SERANG, RADARBANTEN.CO.ID – Petugas Ditresnarkoba Polda Banten dan Bea Cukai Kanwil Provinsi Banten berhasil mengungkap penyelundupan narkoba jenis sabu dengan tidak lazim. Soalnya, pelaku menyelundupkan sabu tersebut dengan memasukkan ke dalam tubuh melalui lubang anus.
Kabid Humas Polda Banten Komisaris Besar Polisi (Kombes Pol) Shinto Silitonga mengatakan dalam pengungkapan kasus tersebut pihaknya mengamankan dua orang pelaku. Keduanya, ZK (52) warga Sawang, Kabupaten Aceh Utara, Provinsi Aceh dan MR (32) warga Mila, Kabupaten Pidie Provinsi Aceh.

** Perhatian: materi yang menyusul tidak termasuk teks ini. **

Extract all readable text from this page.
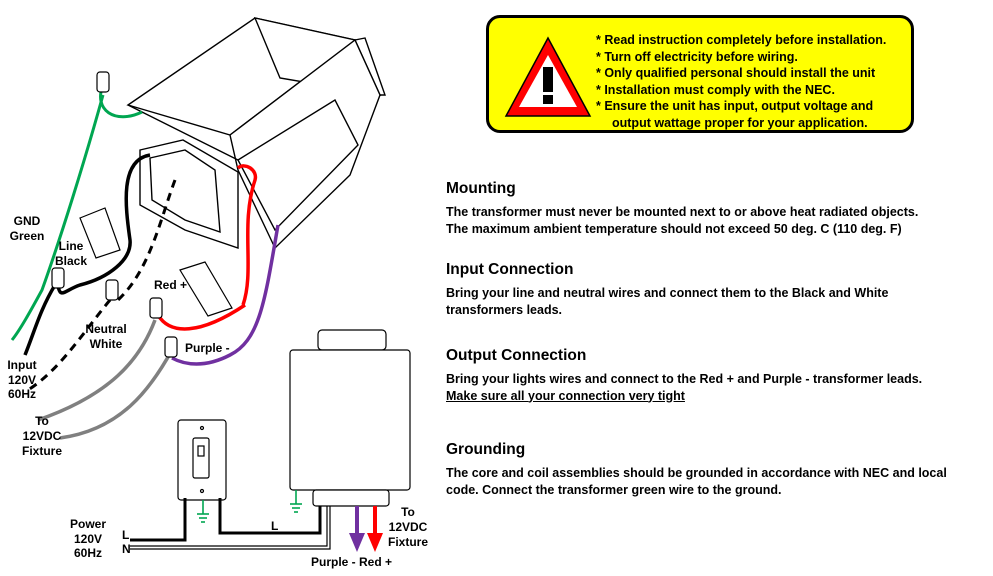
GND
Green
Line
Black
Neutral
White
Red +
Purple -
Input
120V
60Hz
To
12VDC
Fixture
Power
120V
60Hz
L
N
L
To
12VDC
Fixture
Purple - Red +
* Read instruction completely before installation.
* Turn off electricity before wiring.
* Only qualified personal should install the unit
* Installation must comply with the NEC.
* Ensure the unit has input, output voltage and
output wattage proper for your application.
Mounting

The transformer must never be mounted next to or above heat radiated objects.

The maximum ambient temperature should not exceed 50 deg. C (110 deg. F)

Input Connection

Bring your line and neutral wires and connect them to the Black and White

transformers leads.

Output Connection

Bring your lights wires and connect to the Red + and Purple - transformer leads.

Make sure all your connection very tight

Grounding

The core and coil assemblies should be grounded in accordance with NEC and local

code. Connect the transformer green wire to the ground.
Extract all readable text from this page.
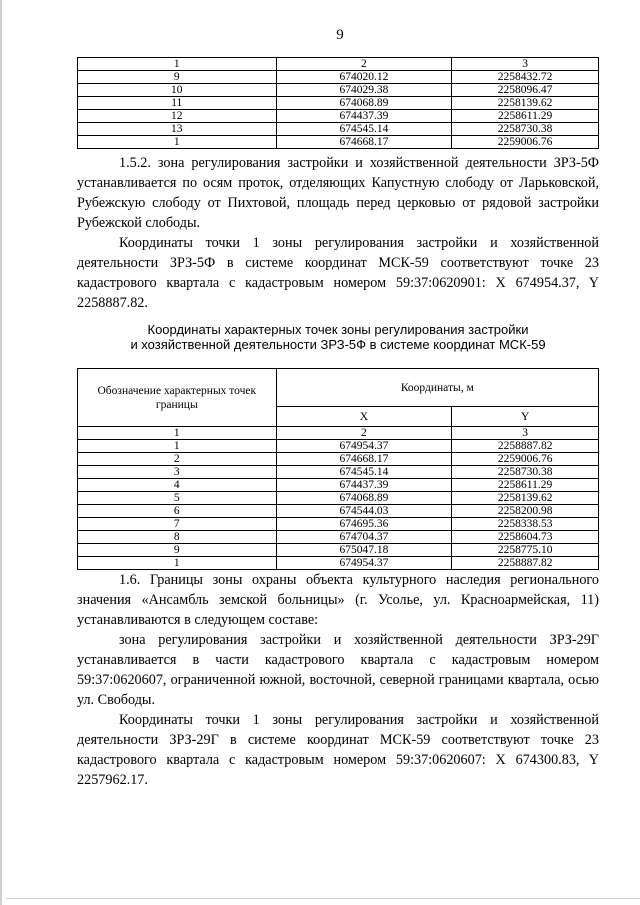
9
1	2	3
9	674020.12	2258432.72
10	674029.38	2258096.47
11	674068.89	2258139.62
12	674437.39	2258611.29
13	674545.14	2258730.38
1	674668.17	2259006.76
1.5.2. зона регулирования застройки и хозяйственной деятельности ЗРЗ-5Ф устанавливается по осям проток, отделяющих Капустную слободу от Ларьковской, Рубежскую слободу от Пихтовой, площадь перед церковью от рядовой застройки Рубежской слободы.
Координаты точки 1 зоны регулирования застройки и хозяйственной деятельности ЗРЗ-5Ф в системе координат МСК-59 соответствуют точке 23 кадастрового квартала с кадастровым номером 59:37:0620901: X 674954.37, Y 2258887.82.
Координаты характерных точек зоны регулирования застройки
и хозяйственной деятельности ЗРЗ-5Ф в системе координат МСК-59
Обозначение характерных точек границы	Координаты, м	
	X	Y
1	2	3
1	674954.37	2258887.82
2	674668.17	2259006.76
3	674545.14	2258730.38
4	674437.39	2258611.29
5	674068.89	2258139.62
6	674544.03	2258200.98
7	674695.36	2258338.53
8	674704.37	2258604.73
9	675047.18	2258775.10
1	674954.37	2258887.82
1.6. Границы зоны охраны объекта культурного наследия регионального значения «Ансамбль земской больницы» (г. Усолье, ул. Красноармейская, 11) устанавливаются в следующем составе:
зона регулирования застройки и хозяйственной деятельности ЗРЗ-29Г устанавливается в части кадастрового квартала с кадастровым номером 59:37:0620607, ограниченной южной, восточной, северной границами квартала, осью ул. Свободы.
Координаты точки 1 зоны регулирования застройки и хозяйственной деятельности ЗРЗ-29Г в системе координат МСК-59 соответствуют точке 23 кадастрового квартала с кадастровым номером 59:37:0620607: X 674300.83, Y 2257962.17.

Keduanya dilakukan penangkapan di Terminal Tiga Bandara Soekarno-Hatta, Kota Tangerang pada (1/12) malam sekira pukul 19.00 WIB. “Pengungkapan kasus ini berawal dari adanya informasi masyarakat,” ujar Shinto saat konferensi pers di Mapolda Banten, Senin 5 Desember 2022.
Shinto mengatakan awalnya petugas yang melakukan pemeriksaan tidak menemukan barang bukti dari kedua pelaku. Petugas kemudian membawa keduanya ke Rumah Sakit EMC Kota Tangerang untuk dilakukan rontgen. “Dari hasil rontgen ditemukan narkotika jenis sabu didalam tubuh kedua tersangka tepatnya di sekitar pinggul,” ungkap Shinto.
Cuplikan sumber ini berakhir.